Netflix’s Space Force originates from a good premise, yet its lack of action and character development prove that a good idea is not enough to make for an entertaining show.
A good idea is not always enough to keep a show running, and Netflix’s Space Force proves it with a 10-episode-long comedy series that doesn’t really know what it wants to be. Which is a shame, as the premise for co-creators Steve Carell (The Office) and Greg Daniels (The Office, Parks and Recreation)’s “new kind of work place comedy” was an excellent one indeed. As revealed by its self-explainatory title, the series is inspired by Donald Trump’s real-life “Space Force”, a military branch established by the U.S. President in December 2019, and tasked with the mission of engaging in space “warfare”. As you can imagine, this sparked a great deal of controversy, which wasn’t helped by the fact that the Air Force’s new Department also comes with a logo that bears a striking resemblance to Star Trek’s insignia. When the actual, real-life story already belongs to the Theatre of the Absurd, one would imagine its fictional adaptation to be as darkly comical as what inspired it in the first place. However, there’s a thin line between the irreverent and the ridicule – a line that Space Force fails to recognise way too many times.

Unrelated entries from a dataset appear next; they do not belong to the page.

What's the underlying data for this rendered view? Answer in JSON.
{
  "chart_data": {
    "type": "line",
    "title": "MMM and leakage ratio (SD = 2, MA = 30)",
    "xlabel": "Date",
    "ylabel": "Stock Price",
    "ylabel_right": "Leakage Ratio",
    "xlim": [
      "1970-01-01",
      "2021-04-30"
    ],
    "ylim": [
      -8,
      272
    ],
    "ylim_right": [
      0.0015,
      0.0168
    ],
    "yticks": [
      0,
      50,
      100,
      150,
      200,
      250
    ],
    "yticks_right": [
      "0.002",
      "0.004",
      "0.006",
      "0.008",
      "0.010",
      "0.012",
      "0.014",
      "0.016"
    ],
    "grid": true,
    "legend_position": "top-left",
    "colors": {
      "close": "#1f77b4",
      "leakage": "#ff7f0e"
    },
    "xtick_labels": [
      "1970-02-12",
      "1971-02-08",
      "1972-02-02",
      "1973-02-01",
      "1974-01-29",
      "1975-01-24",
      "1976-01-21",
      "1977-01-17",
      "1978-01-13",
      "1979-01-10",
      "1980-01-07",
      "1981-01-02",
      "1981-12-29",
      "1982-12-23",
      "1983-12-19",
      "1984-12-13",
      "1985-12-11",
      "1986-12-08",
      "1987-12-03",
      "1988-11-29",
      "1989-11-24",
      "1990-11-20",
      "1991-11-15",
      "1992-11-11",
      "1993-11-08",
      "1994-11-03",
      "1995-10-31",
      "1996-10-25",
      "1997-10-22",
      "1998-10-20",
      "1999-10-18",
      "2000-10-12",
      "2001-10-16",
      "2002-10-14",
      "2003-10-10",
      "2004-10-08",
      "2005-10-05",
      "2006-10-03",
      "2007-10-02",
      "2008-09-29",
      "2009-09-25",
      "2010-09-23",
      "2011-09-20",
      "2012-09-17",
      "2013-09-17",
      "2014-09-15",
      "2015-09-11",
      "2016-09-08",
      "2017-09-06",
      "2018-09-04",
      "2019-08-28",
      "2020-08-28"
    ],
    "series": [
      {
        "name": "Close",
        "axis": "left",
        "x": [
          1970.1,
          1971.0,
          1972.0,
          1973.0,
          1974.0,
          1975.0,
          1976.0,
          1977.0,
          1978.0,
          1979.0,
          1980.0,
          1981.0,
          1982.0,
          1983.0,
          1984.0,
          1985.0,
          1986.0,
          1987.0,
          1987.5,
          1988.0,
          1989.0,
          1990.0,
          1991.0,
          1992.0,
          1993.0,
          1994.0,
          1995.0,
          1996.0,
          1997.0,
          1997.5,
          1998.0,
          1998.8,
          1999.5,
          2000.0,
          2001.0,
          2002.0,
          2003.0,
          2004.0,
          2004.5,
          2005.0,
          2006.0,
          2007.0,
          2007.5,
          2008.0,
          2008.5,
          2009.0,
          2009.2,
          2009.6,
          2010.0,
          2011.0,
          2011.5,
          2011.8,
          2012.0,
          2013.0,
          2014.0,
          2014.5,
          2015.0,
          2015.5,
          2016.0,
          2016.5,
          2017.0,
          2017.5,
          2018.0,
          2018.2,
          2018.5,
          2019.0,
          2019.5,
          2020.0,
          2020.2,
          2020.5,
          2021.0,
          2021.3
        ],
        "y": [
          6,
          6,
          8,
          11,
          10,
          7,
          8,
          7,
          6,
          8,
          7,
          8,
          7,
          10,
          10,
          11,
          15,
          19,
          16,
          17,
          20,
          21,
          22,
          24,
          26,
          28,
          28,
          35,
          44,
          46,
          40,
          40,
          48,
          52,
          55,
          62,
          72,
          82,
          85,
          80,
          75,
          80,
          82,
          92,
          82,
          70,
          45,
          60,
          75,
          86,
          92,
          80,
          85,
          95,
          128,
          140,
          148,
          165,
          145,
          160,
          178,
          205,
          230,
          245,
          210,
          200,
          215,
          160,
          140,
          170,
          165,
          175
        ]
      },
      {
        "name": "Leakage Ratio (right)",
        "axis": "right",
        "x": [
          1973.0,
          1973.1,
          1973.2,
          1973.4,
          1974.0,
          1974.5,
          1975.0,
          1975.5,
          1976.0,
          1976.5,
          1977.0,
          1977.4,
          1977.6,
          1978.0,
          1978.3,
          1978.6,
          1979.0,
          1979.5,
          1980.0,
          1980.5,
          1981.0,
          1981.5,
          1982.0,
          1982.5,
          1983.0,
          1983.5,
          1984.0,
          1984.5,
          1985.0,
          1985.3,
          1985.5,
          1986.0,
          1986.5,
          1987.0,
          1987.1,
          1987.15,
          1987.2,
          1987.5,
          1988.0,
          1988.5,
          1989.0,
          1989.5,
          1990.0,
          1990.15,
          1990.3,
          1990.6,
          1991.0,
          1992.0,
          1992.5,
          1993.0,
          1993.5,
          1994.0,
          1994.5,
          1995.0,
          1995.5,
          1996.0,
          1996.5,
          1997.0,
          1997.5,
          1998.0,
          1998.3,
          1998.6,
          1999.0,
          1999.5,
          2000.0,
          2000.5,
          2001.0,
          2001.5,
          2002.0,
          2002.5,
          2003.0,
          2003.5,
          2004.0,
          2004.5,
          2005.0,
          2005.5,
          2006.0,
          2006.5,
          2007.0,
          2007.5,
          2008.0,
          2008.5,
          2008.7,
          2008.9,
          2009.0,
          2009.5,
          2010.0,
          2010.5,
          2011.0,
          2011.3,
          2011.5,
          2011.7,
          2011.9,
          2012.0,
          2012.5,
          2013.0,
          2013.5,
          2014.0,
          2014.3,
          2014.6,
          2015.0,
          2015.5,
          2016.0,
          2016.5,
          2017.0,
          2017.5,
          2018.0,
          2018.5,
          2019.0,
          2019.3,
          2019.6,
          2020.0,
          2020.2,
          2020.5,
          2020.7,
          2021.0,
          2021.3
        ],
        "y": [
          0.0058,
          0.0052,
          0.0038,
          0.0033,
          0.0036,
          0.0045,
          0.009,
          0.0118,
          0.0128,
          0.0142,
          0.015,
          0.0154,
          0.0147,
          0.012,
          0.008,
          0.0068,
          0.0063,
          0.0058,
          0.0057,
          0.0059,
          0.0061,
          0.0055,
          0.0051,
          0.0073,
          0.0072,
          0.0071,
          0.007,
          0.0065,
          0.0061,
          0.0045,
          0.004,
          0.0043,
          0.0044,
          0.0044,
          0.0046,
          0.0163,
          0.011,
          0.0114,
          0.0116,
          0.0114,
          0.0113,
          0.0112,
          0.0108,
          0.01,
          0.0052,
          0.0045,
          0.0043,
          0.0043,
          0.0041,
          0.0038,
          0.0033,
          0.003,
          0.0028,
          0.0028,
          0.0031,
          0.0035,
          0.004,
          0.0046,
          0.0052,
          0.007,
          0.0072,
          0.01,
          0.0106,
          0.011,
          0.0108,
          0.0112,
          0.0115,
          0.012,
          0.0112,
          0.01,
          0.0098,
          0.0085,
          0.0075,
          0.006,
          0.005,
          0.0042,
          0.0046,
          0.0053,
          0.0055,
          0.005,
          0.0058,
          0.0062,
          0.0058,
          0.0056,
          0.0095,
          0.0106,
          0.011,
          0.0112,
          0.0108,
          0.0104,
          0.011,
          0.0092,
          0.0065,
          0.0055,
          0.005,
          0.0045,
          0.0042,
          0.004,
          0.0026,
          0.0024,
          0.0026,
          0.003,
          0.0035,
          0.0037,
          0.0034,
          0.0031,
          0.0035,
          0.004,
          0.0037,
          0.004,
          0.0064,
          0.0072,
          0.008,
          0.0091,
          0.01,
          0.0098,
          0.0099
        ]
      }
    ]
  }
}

Space Force revolves around the multi-decorated, four-star general/pilot Mark R. Naird (Steve Carell), who is suddenly appointed as the leader of a newly formed branch of the US Armed Forces, whose main assignment consists of “getting American boots on the Moon” and “achieving space dominance”. As he moves to Colorado with his Phoebe Buffay-like wife (Lisa Kudrow) and twenty-something daughter (Diana Silvers), he embarks on a new adventure with a team of very diverse scientists, whose plans won’t always turn out the way they’d hoped. Which is exactly the point in which Space Force‘s flaws begin to show.
Space Force is not all bad. Episode 1 features an all-star cast, including the only somewhat lenghty appearance of a wonderfully sarcastic Jane Lynch (Glee) and one of John Malkovich (Dangerous Liaisons, The New Pope)’s many attempts to elevate the show’s bland writing with the high level of acting he’s gotten us used to. In fact, the aptly named first episode (“The Launch”) sets us off for a good start: not only does it give us a good premise for a series of space (mis)adventures, but it introduces a team whose heroes consist of recognisable faces from our favourite comedy shows. Not only that, but the quality of its editing (Miracle Workers‘ Rob Burnett), art (Ad Astra‘s Gary Warshaw) and sound design (among others, The Office‘s Benjamin Patrick and The X Files‘s Sean Garnhart, both Emmy Award winners) is remarkable, and calls for aesthetically pleasing sequences, with a score made of incredibly catchy tunes and well-placed sound that gives more depth and credibility to the action.
Only, there is very little action in Space Force. In a show that consistently lacks rhythm, what we get is an odd blend of Super Mario-like space combat, office banter, distasteful animal sequences, less than credible Chinese and Indian attacks, way too much dancing and singing, under-developed father/daughter bonding moments, ineffective social commentary, obvious discussions about racist stereotypes and the odd serious moment of self-reflection – which, needless to say, doesn’t work. Because Space Force seems to be so concerned with trying to be both a light comedy and a serious drama about real political issues that it ends up forgetting about the most basic things. Not only is most of the action not really set in space, as the title would suggest, but we are never given a reason to like any of the characters: the lack of backstory to explain their motives, combined with a lead whose most memorable feature is a very annoying, fake-sounding voice, makes for a show in which each of the ten thirthy-minute long episodes is perceived like a very long Terrence Malick film in itself.
Despite its remarkable technical features, Space Force suffers from a screenplay that gets us used to jokes that never land and exciting things that never happen, as well as cringe-worthy lines such as “my fuel makes your rocket burn” and “have you addressed the possible hazard of werewolves on the moon?”. One episode after the other (that is, if you get past Episode 2’s animal weirdness), you get used to the lenghty conversations and cheap jokes. So much so that, by the time you reach Episode 6, even a slightly more sophisticated, not entirely entertaining scene involving John Malkovich bursting into song seems to be the funniest scene you’ve seen in years, and that is a shame.
I really wanted to like Space Force. Our current political climate and our longtime fascination with space called for what could have been exactly what we needed to keep us entertained in these challenging times. However, what originated as a much-needed dark comedy with an excellent premise inspired from real-life events turned out to be a satire of itself. The good news is that Space Force‘s ending leaves room for a second season: one can only hope that it features a better screenplay than the first.